Within fashion circles, Elsa Schiaparelli is a legend and a heavyweight – an entrepreneurial renegade who walked so Miuccia Prada and Alexander McQueen could run. But on the average high street, her name would probably draw a blank. Despite her legacy, she is still less well-known than, say, her contemporary and alleged rival Coco Chanel. (That Schiaparelli’s brand was shuttered from 1954 until 2013 has played its part.) Now the V&A is attempting to correct that with the launch of the UK’s first exhibition dedicated to the Italian designer.

The showcase, Schiaparelli: Fashion Becomes Art, aims to celebrate not only her surrealist designs (she was the first designer to collaborate with artists, most famously Salvador Dalí), but also her extraordinary life. Schiaparelli was born to a wealthy family in Rome in 1890 but, keen to resist her parents’ plan to marry her off to a Russian aristocrat, moved to London. There she became engaged to a Swiss lecturer within 24 hours of meeting him; they married soon after. The newlyweds moved to Nice, then to New York, where they had a baby, Maria Louisa, nicknamed Gogo. Her husband, however, turned out not to be who he claimed and Schiaparelli eventually left him. (The last straw apparently came when he took the couple’s mink bedspread to a tailor and asked for it to be remade as his coat lining.)

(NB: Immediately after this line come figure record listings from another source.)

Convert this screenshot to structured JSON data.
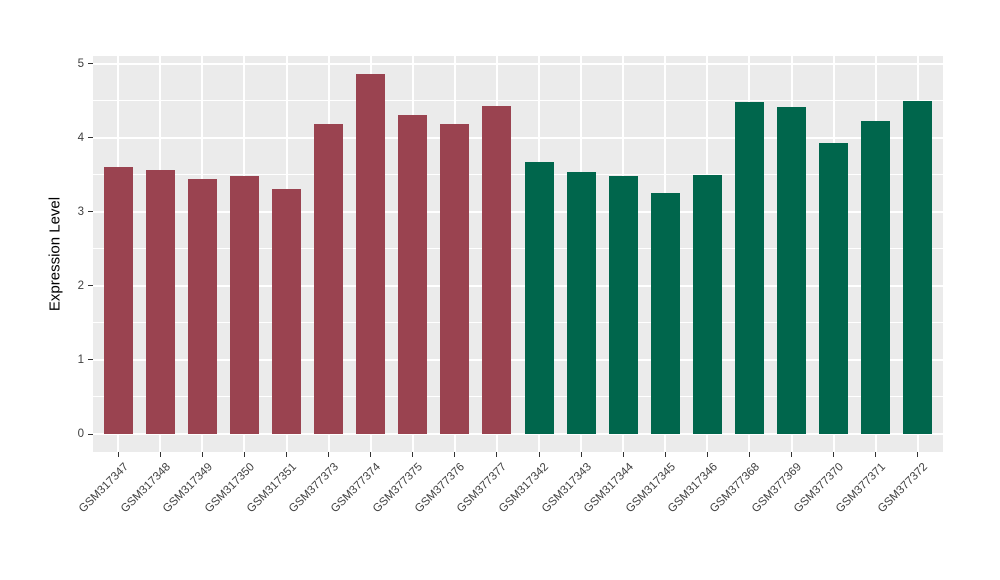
{
  "chart_data": {
    "type": "bar",
    "title": "",
    "xlabel": "",
    "ylabel": "Expression Level",
    "ylim": [
      0,
      5
    ],
    "yticks": [
      0,
      1,
      2,
      3,
      4,
      5
    ],
    "grid": "white major gridlines at integers, white minor gridlines at halves, vertical white gridlines at bar centers",
    "legend_position": "none",
    "panel_background": "#EBEBEB",
    "gridline_color": "#FFFFFF",
    "axis_text_color": "#404040",
    "axis_title_color": "#000000",
    "categories": [
      "GSM317347",
      "GSM317348",
      "GSM317349",
      "GSM317350",
      "GSM317351",
      "GSM377373",
      "GSM377374",
      "GSM377375",
      "GSM377376",
      "GSM377377",
      "GSM317342",
      "GSM317343",
      "GSM317344",
      "GSM317345",
      "GSM317346",
      "GSM377368",
      "GSM377369",
      "GSM377370",
      "GSM377371",
      "GSM377372"
    ],
    "values": [
      3.61,
      3.57,
      3.44,
      3.48,
      3.31,
      4.18,
      4.86,
      4.3,
      4.18,
      4.43,
      3.67,
      3.54,
      3.48,
      3.25,
      3.49,
      4.48,
      4.42,
      3.93,
      4.23,
      4.5
    ],
    "bar_groups": [
      0,
      0,
      0,
      0,
      0,
      0,
      0,
      0,
      0,
      0,
      1,
      1,
      1,
      1,
      1,
      1,
      1,
      1,
      1,
      1
    ],
    "group_colors": [
      "#9A4350",
      "#00664C"
    ]
  }
}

Now a single mother, Schiaparelli moved back to Paris almost destitute. Chance meetings enabled her to step inside the art world, where she crossed paths with Dalí, Man Ray and Jean Cocteau, all of whom she would go on to collaborate with. Together, they created some of the most recognisable, original works in fashion: a dress adorned with a vivid lobster print; one covered with tears; a hat made in the shape of a shoe. Another design consisted of a lamb chop carefully placed above the head. “She wasn’t just someone borrowing motifs from artists; she really contributed to the surrealist movement at that time,” says Lydia Caston, one of three curators to have worked on the exhibition. “We’re also excited about showing her story as a female entrepreneur, someone who has, as she said, always ‘dared to be different’.”

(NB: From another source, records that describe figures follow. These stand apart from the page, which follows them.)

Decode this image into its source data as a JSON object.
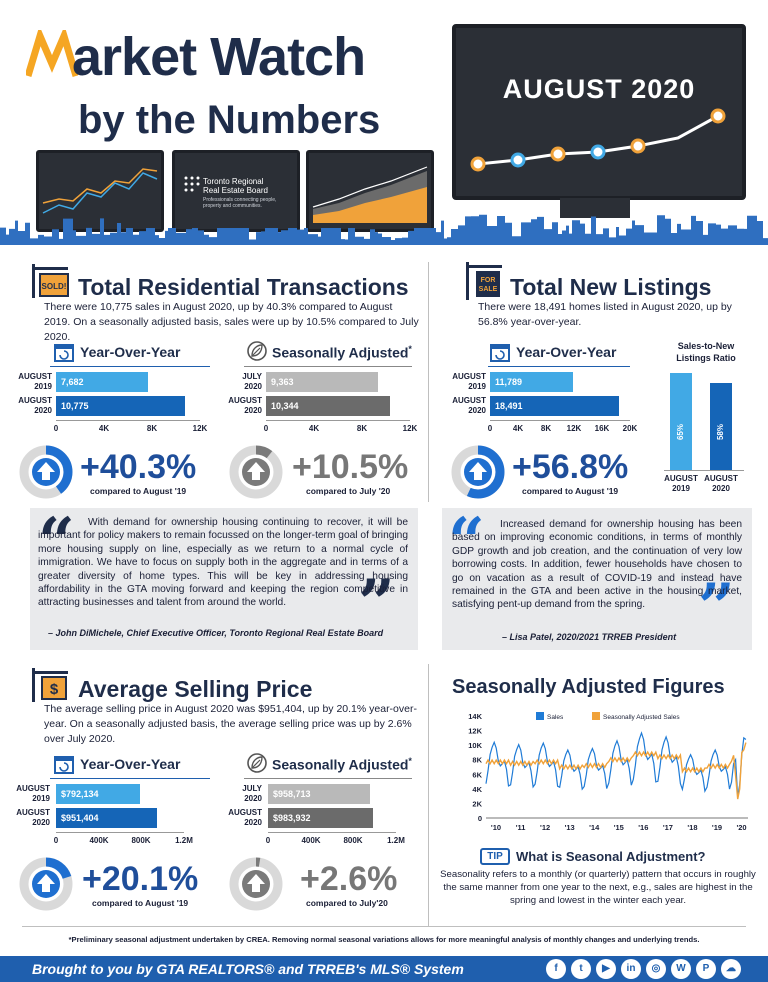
{
  "header": {
    "title_line1": "arket Watch",
    "title_m": "M",
    "title_line2": "by the Numbers",
    "month": "AUGUST 2020",
    "monitor_org": "Toronto Regional\nReal Estate Board",
    "monitor_tagline": "Professionals connecting people, property and communities."
  },
  "trans": {
    "sold_sign": "SOLD!",
    "heading": "Total Residential Transactions",
    "intro": "There were 10,775 sales in August 2020, up by 40.3% compared to August 2019. On a seasonally adjusted basis, sales were up by 10.5% compared to July 2020.",
    "yoy_title": "Year-Over-Year",
    "sa_title": "Seasonally Adjusted",
    "sa_star": "*",
    "yoy_bars": [
      {
        "label1": "AUGUST",
        "label2": "2019",
        "value_text": "7,682"
      },
      {
        "label1": "AUGUST",
        "label2": "2020",
        "value_text": "10,775"
      }
    ],
    "sa_bars": [
      {
        "label1": "JULY",
        "label2": "2020",
        "value_text": "9,363"
      },
      {
        "label1": "AUGUST",
        "label2": "2020",
        "value_text": "10,344"
      }
    ],
    "ticks": [
      "0",
      "4K",
      "8K",
      "12K"
    ],
    "yoy_pct": "+40.3%",
    "yoy_cmp": "compared to August '19",
    "sa_pct": "+10.5%",
    "sa_cmp": "compared to July '20"
  },
  "listings": {
    "sign_line1": "FOR",
    "sign_line2": "SALE",
    "heading": "Total New Listings",
    "intro": "There were 18,491 homes listed in August 2020, up by 56.8% year-over-year.",
    "yoy_title": "Year-Over-Year",
    "bars": [
      {
        "label1": "AUGUST",
        "label2": "2019",
        "value_text": "11,789"
      },
      {
        "label1": "AUGUST",
        "label2": "2020",
        "value_text": "18,491"
      }
    ],
    "ticks": [
      "0",
      "4K",
      "8K",
      "12K",
      "16K",
      "20K"
    ],
    "pct": "+56.8%",
    "cmp": "compared to August '19",
    "snlr_title1": "Sales-to-New",
    "snlr_title2": "Listings Ratio",
    "snlr": [
      {
        "pct_text": "65%",
        "label1": "AUGUST",
        "label2": "2019"
      },
      {
        "pct_text": "58%",
        "label1": "AUGUST",
        "label2": "2020"
      }
    ]
  },
  "quote1": {
    "text": "With demand for ownership housing continuing to recover, it will be important for policy makers to remain focussed on the longer-term goal of bringing more housing supply on line, especially as we return to a normal cycle of immigration. We have to focus on supply both in the aggregate and in terms of a greater diversity of home types. This will be key in addressing housing affordability in the GTA moving forward and keeping the region competitive in attracting businesses and talent from around the world.",
    "author": "– John DiMichele, Chief Executive Officer, Toronto Regional Real Estate Board"
  },
  "quote2": {
    "text": "Increased demand for ownership housing has been based on improving economic conditions, in terms of monthly GDP growth and job creation, and the continuation of very low borrowing costs. In addition, fewer households have chosen to go on vacation as a result of COVID-19 and instead have remained in the GTA and been active in the housing market, satisfying pent-up demand from the spring.",
    "author": "– Lisa Patel, 2020/2021 TRREB President"
  },
  "price": {
    "dollar": "$",
    "heading": "Average Selling Price",
    "intro": "The average selling price in August 2020 was $951,404, up by 20.1% year-over-year. On a seasonally adjusted basis, the average selling price was up by 2.6% over July 2020.",
    "yoy_title": "Year-Over-Year",
    "sa_title": "Seasonally Adjusted",
    "sa_star": "*",
    "yoy_bars": [
      {
        "label1": "AUGUST",
        "label2": "2019",
        "value_text": "$792,134"
      },
      {
        "label1": "AUGUST",
        "label2": "2020",
        "value_text": "$951,404"
      }
    ],
    "sa_bars": [
      {
        "label1": "JULY",
        "label2": "2020",
        "value_text": "$958,713"
      },
      {
        "label1": "AUGUST",
        "label2": "2020",
        "value_text": "$983,932"
      }
    ],
    "ticks": [
      "0",
      "400K",
      "800K",
      "1.2M"
    ],
    "yoy_pct": "+20.1%",
    "yoy_cmp": "compared to August '19",
    "sa_pct": "+2.6%",
    "sa_cmp": "compared to July'20"
  },
  "seasonal": {
    "heading": "Seasonally Adjusted Figures",
    "legend_sales": "Sales",
    "legend_sa": "Seasonally Adjusted Sales",
    "tip_badge": "TIP",
    "tip_heading": "What is Seasonal Adjustment?",
    "tip_text": "Seasonality refers to a monthly (or quarterly) pattern that occurs in roughly the same manner from one year to the next, e.g., sales are highest in the spring and lowest in the winter each year."
  },
  "footnote": "*Preliminary seasonal adjustment undertaken by CREA. Removing normal seasonal variations allows for more meaningful analysis of monthly changes and underlying trends.",
  "footer": {
    "text": "Brought to you by GTA REALTORS® and TRREB's MLS® System",
    "icons": [
      "f",
      "t",
      "▶",
      "in",
      "◎",
      "W",
      "P",
      "☁"
    ]
  },
  "colors": {
    "navy": "#1f2d4a",
    "blue_light": "#41a9e5",
    "blue_dark": "#1565b7",
    "orange": "#f0a23a",
    "footer": "#1f5fae"
  },
  "chart_data": [
    {
      "type": "bar",
      "id": "trans_yoy",
      "categories": [
        "AUGUST 2019",
        "AUGUST 2020"
      ],
      "values": [
        7682,
        10775
      ],
      "xlim": [
        0,
        12000
      ],
      "tick_labels": [
        "0",
        "4K",
        "8K",
        "12K"
      ]
    },
    {
      "type": "bar",
      "id": "trans_sa",
      "categories": [
        "JULY 2020",
        "AUGUST 2020"
      ],
      "values": [
        9363,
        10344
      ],
      "xlim": [
        0,
        12000
      ],
      "tick_labels": [
        "0",
        "4K",
        "8K",
        "12K"
      ]
    },
    {
      "type": "bar",
      "id": "listings_yoy",
      "categories": [
        "AUGUST 2019",
        "AUGUST 2020"
      ],
      "values": [
        11789,
        18491
      ],
      "xlim": [
        0,
        20000
      ],
      "tick_labels": [
        "0",
        "4K",
        "8K",
        "12K",
        "16K",
        "20K"
      ]
    },
    {
      "type": "bar",
      "id": "snlr",
      "categories": [
        "AUGUST 2019",
        "AUGUST 2020"
      ],
      "values": [
        65,
        58
      ],
      "ylim": [
        0,
        100
      ],
      "title": "Sales-to-New Listings Ratio"
    },
    {
      "type": "bar",
      "id": "price_yoy",
      "categories": [
        "AUGUST 2019",
        "AUGUST 2020"
      ],
      "values": [
        792134,
        951404
      ],
      "xlim": [
        0,
        1200000
      ],
      "tick_labels": [
        "0",
        "400K",
        "800K",
        "1.2M"
      ]
    },
    {
      "type": "bar",
      "id": "price_sa",
      "categories": [
        "JULY 2020",
        "AUGUST 2020"
      ],
      "values": [
        958713,
        983932
      ],
      "xlim": [
        0,
        1200000
      ],
      "tick_labels": [
        "0",
        "400K",
        "800K",
        "1.2M"
      ]
    },
    {
      "type": "pie",
      "id": "donuts",
      "values": [
        40.3,
        10.5,
        56.8,
        20.1,
        2.6
      ]
    },
    {
      "type": "line",
      "id": "seasonal",
      "title": "Seasonally Adjusted Figures",
      "ylim": [
        0,
        14000
      ],
      "y_tick_labels": [
        "0",
        "2K",
        "4K",
        "6K",
        "8K",
        "10K",
        "12K",
        "14K"
      ],
      "x_tick_labels": [
        "'10",
        "'11",
        "'12",
        "'13",
        "'14",
        "'15",
        "'16",
        "'17",
        "'18",
        "'19",
        "'20"
      ],
      "x_start": 2010,
      "x_end": 2020.67,
      "series": [
        {
          "name": "Sales",
          "color": "#1f7bd6",
          "monthly_pattern": [
            4800,
            6600,
            8900,
            9900,
            10600,
            9800,
            8000,
            7300,
            7600,
            8000,
            6800,
            4500
          ],
          "year_scale": [
            0.98,
            0.95,
            0.97,
            0.88,
            0.9,
            1.0,
            1.1,
            1.05,
            0.82,
            0.88,
            0.92
          ],
          "values_2020": [
            4900,
            7500,
            8000,
            2900,
            4600,
            8700,
            11000,
            10775
          ]
        },
        {
          "name": "Seasonally Adjusted Sales",
          "color": "#f0a23a",
          "annual_levels": [
            7700,
            7500,
            7700,
            7000,
            7200,
            8000,
            8800,
            8400,
            6600,
            7100,
            7400
          ],
          "values_2020": [
            7800,
            8600,
            5800,
            2600,
            4000,
            9000,
            9363,
            10344
          ]
        }
      ]
    }
  ]
}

Schiaparelli is best known for her avant-garde designs, but the V&A presents her as the paradox she was – a woman who loved experimentation but who, with a daughter to support, could also be fiercely commercially minded. The exhibition features more than 200 objects, including garments, accessories, jewellery, paintings and photographs. “She also created wearable but still quite disobedient fashion,” Caston explains. “There was always one subversive detail, whether it was glove fingertips that looked like claws or buttons that resembled insects.”

Much has been made of the supposed feuding between Schiaparelli and Chanel. Justine Picardie, fashion biographer and author of Coco Chanel: The Legend and the Life, says that her extensive research has found nothing to prove the two disliked each other. “They were set up as rivals,” she says. “It’s a bit of a cliche, isn’t it? Women are somehow forced into that position. I like to think that they would have respected one another.”

Although their work differs wildly, “both have such clear ideas of their aesthetic, artistic purpose and intent”, says Picardie. “To be working at a time when women didn’t even have the vote in France … It’s just extraordinary what they achieved.”

The fashion landscape today owes much to Schiaparelli. John Galliano’s famed newspaper dress, worn by Carrie Bradshaw on Sex and the City in 1998, has roots in her 1935 print. She used the form of a woman’s torso in a perfume bottle long before Jean Paul Gaultier did, and her shocking, statement-making clothes feel like forebears to the work of Alexander McQueen. She also, like Miuccia Prada, recontextualised conventionally ugly objects or visuals (a lobster, torn flesh) by turning them into couture. “She perpetuated the idea that you didn't have to dress for men,” says Picardie. “You could dress both to please yourself or to make a statement.”

Today, her work feels more relevant than ever. Under the tenure of Daniel Roseberry since 2019, the brand has become a red-carpet favourite and critical hit. Gabriela Gheorghe, who runs the popular Instagram account @schiaparelli.archive, says her biggest demographics are those aged from 25 to 34 and 18 to 24. “Her work is bound up in authenticity and fierceness,” she says. “In an industry dominated by homogenised aesthetics … her vision offers a compelling sense of individuality.”

Schiaparelli: Fashion Becomes Art is at the V&A from March 28 until November 1.